One specific concept that we believe will be a
core component of the future of observability is an idea we recently introduced
called the "observability lake." The observability lake provides an open,
queryable, vendor-neutral place to store data in open formats, cheaply. In
today's world, analyzing observability and security data at rest requires one
or more commercial tools or SaaS services. Once you put data into your logging,
metrics, and tracing tools and services, this data is no longer your data - it
is the vendor's data. Reading that data back requires maintaining a commercial
relationship with your vendor, often with little leverage or control over the
cost. The observability lake frees you from this lock-in and ensures the
enterprise's data always remains the enterprise's data. More to come from us on
this topic in coming months!
VMblog: Finally, what
are Cribl's plans for the future? Where do you see the company in five years?

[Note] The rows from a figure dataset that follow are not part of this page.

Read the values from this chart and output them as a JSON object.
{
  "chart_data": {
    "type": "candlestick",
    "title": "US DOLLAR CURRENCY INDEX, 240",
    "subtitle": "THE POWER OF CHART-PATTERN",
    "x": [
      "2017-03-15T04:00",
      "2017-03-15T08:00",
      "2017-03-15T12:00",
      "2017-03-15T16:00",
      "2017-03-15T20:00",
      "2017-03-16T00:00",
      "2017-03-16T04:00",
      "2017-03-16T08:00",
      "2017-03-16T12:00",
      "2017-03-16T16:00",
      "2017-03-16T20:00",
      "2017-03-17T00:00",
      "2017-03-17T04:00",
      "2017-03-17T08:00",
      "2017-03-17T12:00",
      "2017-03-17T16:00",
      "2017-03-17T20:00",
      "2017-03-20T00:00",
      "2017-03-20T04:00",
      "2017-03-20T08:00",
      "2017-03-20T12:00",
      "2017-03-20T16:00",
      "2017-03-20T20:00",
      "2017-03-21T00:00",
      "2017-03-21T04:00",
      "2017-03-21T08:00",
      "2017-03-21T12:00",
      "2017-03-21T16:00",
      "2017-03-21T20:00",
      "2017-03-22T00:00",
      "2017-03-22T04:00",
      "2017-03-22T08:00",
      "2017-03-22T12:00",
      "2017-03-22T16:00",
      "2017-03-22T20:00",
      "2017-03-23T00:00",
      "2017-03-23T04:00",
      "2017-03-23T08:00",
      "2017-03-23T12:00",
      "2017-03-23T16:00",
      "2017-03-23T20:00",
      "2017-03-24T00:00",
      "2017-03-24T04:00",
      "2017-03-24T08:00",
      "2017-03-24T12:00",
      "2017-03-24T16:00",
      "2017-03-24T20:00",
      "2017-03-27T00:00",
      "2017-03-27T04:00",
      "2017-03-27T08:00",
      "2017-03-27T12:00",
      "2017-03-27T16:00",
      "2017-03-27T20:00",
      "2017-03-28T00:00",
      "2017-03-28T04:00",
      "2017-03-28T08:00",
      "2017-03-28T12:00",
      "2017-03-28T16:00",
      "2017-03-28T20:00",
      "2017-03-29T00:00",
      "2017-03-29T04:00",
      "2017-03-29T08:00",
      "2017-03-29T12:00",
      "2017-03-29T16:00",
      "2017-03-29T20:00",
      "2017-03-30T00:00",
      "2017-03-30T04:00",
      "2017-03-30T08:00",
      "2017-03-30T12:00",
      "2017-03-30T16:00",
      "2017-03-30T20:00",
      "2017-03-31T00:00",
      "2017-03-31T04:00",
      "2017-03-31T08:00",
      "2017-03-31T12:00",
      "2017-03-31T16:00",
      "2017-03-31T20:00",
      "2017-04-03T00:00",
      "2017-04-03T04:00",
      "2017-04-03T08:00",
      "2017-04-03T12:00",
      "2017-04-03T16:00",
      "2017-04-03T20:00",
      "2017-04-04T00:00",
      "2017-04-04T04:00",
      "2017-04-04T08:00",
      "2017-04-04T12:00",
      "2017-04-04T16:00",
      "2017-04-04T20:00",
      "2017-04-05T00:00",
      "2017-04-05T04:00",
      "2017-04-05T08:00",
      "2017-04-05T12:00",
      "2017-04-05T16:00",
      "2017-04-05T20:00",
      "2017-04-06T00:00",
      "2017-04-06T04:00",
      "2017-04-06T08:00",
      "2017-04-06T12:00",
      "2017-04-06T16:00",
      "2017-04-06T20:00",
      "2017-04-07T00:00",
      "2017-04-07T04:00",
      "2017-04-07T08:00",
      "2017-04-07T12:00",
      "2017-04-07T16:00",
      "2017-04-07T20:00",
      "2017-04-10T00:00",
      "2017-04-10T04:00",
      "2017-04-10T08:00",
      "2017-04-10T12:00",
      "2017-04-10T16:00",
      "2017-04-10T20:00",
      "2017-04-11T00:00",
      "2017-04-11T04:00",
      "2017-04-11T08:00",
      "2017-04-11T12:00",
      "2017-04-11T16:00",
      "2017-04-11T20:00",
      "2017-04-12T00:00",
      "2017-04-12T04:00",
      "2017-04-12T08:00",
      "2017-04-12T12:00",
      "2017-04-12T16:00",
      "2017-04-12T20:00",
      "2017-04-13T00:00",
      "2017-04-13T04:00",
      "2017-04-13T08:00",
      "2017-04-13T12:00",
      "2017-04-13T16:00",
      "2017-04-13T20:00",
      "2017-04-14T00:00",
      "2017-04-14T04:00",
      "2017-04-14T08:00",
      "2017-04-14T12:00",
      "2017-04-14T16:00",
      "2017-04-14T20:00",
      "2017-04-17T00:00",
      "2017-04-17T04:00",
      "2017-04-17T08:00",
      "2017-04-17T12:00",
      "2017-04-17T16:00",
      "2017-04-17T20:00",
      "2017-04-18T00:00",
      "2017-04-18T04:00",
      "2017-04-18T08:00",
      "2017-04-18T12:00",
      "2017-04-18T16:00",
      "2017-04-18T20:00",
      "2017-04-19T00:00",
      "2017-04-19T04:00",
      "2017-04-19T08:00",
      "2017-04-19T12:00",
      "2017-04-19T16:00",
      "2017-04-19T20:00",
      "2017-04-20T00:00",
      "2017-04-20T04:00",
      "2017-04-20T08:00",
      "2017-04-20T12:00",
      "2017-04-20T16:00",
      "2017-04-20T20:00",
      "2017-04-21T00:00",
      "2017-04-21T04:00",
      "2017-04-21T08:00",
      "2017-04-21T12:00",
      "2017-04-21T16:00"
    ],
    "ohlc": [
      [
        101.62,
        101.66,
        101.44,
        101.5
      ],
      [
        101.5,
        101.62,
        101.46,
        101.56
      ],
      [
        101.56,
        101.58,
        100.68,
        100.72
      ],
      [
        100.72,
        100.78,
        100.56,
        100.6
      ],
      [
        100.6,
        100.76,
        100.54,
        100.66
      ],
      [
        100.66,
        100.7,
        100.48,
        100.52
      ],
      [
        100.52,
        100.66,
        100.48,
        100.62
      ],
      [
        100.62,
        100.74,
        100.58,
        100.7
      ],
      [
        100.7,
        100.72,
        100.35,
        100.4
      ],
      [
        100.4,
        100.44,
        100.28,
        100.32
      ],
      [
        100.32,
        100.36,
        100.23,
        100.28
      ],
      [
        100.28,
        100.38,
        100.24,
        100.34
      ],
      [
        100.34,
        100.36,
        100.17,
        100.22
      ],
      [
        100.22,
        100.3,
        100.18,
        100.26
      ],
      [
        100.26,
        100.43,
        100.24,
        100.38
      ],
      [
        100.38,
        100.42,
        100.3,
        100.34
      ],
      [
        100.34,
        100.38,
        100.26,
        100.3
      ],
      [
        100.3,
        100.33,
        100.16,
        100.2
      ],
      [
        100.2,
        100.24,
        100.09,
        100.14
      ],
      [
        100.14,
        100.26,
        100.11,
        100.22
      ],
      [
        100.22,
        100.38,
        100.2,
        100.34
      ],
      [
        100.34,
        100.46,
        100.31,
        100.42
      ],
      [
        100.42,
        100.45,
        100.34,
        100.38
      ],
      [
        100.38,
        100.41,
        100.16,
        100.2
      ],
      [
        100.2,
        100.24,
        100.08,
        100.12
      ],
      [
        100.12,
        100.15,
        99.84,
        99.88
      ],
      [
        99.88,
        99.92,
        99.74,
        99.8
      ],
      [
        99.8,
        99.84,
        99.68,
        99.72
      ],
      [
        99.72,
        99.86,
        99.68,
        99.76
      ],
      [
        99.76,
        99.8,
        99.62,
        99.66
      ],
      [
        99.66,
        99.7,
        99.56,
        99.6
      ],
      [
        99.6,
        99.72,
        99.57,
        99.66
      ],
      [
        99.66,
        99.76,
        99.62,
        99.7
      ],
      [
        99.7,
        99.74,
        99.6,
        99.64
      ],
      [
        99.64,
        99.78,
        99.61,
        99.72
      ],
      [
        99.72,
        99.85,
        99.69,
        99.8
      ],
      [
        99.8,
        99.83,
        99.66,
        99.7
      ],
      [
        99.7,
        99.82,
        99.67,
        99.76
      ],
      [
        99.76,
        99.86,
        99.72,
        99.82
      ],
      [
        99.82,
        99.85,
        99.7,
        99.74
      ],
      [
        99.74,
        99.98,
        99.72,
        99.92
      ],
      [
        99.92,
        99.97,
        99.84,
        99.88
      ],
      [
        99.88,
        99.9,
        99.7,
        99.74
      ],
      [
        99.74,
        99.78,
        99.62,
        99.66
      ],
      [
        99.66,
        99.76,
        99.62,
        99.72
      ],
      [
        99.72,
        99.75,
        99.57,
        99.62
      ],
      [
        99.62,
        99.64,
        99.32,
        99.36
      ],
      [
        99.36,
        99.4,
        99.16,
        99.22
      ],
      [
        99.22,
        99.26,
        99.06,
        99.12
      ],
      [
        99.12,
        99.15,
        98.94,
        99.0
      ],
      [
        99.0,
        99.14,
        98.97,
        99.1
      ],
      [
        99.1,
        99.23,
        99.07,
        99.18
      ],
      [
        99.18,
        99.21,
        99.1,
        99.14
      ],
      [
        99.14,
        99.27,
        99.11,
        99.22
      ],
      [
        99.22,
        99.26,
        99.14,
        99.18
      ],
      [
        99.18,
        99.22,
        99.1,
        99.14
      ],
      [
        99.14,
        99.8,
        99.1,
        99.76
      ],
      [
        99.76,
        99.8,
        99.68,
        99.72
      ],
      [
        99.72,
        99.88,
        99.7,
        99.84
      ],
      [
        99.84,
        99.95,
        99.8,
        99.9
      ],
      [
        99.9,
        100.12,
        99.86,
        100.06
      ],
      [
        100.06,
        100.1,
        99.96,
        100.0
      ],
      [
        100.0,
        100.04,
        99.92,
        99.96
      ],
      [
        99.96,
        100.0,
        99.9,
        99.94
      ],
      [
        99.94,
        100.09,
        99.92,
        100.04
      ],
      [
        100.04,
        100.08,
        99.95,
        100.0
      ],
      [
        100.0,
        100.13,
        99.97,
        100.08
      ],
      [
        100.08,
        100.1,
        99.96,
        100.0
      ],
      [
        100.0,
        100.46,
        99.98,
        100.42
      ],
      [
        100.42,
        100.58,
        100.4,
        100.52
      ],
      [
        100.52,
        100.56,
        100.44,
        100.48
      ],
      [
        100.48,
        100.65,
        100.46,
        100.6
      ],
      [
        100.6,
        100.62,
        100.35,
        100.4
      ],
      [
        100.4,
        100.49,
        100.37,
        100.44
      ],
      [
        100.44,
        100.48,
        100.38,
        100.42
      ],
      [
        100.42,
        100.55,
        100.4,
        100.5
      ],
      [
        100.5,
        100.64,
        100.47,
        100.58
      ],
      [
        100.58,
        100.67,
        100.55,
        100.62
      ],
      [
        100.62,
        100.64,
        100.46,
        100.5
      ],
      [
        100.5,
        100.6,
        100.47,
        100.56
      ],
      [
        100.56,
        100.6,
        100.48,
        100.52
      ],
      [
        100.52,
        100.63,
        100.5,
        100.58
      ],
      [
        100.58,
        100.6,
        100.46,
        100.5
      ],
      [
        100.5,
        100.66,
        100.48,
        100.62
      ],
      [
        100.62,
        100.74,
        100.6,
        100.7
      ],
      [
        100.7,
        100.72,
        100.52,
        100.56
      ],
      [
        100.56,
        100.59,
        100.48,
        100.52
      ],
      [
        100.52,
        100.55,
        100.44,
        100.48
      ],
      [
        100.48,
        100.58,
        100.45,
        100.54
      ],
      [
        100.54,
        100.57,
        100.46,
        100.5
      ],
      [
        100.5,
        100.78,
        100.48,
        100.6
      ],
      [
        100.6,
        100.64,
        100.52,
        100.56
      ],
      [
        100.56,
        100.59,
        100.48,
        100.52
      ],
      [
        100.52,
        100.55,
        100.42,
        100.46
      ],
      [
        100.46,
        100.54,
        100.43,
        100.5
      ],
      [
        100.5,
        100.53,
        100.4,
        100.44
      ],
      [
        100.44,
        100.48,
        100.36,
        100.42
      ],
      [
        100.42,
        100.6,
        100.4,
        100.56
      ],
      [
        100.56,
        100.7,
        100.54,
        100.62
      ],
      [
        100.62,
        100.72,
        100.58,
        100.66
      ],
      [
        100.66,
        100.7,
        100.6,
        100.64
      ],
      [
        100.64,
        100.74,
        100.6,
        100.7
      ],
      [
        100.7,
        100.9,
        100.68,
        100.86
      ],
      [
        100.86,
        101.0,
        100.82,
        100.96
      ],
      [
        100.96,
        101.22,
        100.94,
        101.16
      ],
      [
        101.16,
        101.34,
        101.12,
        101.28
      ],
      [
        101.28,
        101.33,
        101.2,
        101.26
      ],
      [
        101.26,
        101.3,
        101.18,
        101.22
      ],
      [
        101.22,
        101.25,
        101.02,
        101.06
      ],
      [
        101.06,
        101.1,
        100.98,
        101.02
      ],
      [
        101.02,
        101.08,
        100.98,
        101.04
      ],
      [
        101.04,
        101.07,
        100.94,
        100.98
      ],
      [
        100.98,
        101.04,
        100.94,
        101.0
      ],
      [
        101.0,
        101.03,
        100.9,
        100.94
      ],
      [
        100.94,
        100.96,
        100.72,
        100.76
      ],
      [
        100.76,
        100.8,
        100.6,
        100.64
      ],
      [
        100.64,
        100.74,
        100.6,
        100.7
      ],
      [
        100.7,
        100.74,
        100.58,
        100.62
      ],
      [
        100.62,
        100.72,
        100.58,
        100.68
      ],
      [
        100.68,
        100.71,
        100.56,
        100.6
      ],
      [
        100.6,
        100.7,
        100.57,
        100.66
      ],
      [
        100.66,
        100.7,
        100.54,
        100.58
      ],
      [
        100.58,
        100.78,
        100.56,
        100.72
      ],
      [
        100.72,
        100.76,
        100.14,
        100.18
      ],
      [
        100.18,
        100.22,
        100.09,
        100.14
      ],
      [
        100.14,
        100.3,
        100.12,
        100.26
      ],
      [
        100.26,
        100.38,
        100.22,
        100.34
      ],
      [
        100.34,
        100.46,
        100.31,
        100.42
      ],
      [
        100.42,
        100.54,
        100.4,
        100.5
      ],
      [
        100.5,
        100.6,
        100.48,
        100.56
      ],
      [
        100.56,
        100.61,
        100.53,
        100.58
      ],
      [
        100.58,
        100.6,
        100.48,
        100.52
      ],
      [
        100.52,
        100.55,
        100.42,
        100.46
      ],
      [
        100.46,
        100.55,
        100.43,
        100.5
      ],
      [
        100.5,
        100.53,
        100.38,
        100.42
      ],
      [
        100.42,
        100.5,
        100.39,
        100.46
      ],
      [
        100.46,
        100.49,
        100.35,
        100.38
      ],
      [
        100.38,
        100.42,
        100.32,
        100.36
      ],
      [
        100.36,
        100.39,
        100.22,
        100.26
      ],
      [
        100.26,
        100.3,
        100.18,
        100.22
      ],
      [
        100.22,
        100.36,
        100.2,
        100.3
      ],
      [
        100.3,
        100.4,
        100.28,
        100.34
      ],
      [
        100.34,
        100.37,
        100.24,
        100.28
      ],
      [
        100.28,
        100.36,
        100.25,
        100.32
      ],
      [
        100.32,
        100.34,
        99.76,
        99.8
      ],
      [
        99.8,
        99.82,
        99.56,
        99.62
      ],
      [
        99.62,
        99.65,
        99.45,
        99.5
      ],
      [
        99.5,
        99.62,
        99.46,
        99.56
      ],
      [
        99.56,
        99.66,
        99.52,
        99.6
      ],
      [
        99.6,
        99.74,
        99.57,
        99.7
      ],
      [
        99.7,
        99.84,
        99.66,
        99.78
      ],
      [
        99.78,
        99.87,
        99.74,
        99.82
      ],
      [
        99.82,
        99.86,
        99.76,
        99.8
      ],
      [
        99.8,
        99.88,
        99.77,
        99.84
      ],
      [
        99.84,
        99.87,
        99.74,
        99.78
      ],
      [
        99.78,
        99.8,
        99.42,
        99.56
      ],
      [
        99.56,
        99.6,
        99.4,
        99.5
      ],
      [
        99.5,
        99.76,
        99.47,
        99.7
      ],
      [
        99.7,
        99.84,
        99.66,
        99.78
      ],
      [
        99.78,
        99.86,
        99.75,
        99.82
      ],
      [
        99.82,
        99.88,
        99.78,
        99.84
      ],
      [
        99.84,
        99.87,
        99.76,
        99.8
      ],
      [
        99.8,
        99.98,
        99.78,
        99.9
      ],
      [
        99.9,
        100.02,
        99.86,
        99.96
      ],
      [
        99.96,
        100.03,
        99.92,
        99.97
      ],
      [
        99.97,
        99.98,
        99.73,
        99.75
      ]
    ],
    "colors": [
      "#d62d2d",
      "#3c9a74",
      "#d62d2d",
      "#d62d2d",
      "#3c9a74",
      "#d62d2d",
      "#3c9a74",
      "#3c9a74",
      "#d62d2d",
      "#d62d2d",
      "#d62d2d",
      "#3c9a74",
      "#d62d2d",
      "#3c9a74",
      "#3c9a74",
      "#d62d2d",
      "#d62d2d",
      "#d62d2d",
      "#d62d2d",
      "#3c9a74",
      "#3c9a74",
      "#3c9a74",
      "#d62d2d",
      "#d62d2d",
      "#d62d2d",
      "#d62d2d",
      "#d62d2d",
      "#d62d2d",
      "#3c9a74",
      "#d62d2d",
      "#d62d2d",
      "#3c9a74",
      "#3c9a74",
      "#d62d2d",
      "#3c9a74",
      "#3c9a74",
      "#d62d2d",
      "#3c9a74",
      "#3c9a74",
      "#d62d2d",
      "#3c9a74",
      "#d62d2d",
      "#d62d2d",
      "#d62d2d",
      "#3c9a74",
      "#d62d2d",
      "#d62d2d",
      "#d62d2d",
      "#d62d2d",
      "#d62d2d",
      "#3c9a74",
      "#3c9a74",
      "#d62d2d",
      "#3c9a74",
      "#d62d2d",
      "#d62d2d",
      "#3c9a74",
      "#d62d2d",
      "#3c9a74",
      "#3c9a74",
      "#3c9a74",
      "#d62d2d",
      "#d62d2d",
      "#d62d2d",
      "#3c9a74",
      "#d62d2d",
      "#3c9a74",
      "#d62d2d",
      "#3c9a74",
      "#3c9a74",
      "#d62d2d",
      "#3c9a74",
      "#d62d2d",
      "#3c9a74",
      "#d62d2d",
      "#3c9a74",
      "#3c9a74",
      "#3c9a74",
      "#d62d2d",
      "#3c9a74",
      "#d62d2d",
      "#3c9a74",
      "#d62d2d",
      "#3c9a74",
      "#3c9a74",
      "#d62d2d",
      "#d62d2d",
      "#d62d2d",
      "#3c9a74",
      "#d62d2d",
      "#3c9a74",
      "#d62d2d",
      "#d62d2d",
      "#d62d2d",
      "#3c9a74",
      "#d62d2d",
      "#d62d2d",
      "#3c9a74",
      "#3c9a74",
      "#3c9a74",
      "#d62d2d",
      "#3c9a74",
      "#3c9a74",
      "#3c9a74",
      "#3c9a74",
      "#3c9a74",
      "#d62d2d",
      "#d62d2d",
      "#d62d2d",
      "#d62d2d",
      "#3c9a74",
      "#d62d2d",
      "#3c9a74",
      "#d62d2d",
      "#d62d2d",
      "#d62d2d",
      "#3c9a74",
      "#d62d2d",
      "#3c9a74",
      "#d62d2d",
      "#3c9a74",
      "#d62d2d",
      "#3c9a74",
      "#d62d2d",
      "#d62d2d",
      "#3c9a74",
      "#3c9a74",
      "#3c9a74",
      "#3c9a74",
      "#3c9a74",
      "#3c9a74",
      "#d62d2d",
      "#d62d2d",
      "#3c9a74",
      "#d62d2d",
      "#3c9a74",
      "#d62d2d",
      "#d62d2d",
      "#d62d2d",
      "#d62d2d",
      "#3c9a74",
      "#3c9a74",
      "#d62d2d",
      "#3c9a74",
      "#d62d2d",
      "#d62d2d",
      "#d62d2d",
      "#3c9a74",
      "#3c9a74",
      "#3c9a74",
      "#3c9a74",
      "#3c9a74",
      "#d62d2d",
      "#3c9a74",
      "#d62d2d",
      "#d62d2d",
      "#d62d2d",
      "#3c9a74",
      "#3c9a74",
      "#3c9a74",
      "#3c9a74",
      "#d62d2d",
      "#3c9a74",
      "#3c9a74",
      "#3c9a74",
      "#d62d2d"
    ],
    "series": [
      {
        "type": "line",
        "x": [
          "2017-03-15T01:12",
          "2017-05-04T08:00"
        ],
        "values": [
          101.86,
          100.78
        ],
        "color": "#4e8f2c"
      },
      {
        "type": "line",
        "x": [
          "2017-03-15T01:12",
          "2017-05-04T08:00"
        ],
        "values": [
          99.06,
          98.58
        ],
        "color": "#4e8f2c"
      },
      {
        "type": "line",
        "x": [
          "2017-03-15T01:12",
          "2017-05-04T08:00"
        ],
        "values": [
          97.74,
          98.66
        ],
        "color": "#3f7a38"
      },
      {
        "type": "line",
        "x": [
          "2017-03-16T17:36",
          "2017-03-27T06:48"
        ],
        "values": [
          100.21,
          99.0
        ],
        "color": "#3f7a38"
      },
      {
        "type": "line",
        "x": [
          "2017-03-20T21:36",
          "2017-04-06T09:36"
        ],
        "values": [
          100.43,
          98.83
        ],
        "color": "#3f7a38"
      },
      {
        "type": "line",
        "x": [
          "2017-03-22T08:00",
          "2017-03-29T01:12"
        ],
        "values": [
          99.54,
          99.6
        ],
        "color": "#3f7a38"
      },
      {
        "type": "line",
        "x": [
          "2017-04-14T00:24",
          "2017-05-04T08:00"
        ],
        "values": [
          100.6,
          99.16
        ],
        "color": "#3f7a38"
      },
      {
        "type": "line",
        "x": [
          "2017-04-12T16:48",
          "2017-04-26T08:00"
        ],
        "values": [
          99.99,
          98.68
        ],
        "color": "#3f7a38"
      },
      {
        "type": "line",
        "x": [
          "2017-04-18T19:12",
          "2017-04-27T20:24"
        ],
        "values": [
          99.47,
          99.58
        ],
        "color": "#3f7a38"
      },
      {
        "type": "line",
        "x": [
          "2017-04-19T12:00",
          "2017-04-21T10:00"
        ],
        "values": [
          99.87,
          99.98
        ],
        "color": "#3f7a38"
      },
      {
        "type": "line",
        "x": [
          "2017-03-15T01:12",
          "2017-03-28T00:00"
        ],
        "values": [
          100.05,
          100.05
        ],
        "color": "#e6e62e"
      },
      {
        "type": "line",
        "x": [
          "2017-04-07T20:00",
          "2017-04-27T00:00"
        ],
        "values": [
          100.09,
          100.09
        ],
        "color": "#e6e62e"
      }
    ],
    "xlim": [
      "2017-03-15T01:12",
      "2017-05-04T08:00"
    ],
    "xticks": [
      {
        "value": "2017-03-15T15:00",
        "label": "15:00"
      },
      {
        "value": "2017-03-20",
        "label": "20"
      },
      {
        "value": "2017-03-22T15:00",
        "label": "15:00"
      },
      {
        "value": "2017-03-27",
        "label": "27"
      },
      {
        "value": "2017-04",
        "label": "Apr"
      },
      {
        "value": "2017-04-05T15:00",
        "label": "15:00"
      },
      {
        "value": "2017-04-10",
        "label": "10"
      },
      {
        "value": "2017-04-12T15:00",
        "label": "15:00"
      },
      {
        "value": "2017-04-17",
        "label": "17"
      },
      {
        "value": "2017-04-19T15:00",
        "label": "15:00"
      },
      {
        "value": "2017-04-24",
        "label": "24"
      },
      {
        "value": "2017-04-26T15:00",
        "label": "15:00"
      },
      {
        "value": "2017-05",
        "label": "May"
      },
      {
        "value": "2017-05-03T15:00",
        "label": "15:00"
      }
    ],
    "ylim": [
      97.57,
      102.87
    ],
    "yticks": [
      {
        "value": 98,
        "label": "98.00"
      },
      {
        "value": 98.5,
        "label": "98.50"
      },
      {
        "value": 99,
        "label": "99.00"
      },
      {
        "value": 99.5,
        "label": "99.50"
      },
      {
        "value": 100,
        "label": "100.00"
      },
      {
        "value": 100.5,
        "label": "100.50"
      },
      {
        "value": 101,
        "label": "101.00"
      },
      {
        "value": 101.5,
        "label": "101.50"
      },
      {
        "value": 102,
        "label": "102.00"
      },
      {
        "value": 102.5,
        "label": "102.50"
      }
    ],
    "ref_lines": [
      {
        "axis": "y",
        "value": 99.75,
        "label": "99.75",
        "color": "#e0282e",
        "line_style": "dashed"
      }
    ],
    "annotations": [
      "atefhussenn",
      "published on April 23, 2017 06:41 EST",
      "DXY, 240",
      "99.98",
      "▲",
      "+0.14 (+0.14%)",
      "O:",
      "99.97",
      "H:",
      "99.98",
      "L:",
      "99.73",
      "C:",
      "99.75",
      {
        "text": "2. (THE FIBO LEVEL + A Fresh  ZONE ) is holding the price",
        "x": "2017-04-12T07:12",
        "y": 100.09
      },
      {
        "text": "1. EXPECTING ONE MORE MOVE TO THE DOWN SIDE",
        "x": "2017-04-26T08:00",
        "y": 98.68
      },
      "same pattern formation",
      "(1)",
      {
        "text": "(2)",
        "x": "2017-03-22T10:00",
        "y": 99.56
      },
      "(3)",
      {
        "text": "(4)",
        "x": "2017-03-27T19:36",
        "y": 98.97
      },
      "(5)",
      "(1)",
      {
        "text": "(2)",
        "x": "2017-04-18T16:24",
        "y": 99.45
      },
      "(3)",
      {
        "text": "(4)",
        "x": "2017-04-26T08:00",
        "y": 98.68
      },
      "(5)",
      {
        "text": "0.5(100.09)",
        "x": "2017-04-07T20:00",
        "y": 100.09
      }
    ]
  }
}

Sharp: We experienced incredible growth in FY21. We
raised $202 million in Series C in August, tripled our customer base, increased
average deal size by nearly 50% YoY, achieved 300% increase in ARR, and
expanded our team by 300%. We've seen great traction and interest from
customers, partners, and investors, in large part because of our differentiated
approach to open observability. Moving forward, we want to continue this momentum
and continue to build out a full, innovative suite of observability solutions
that offers businesses' radical choice and control over all observability data.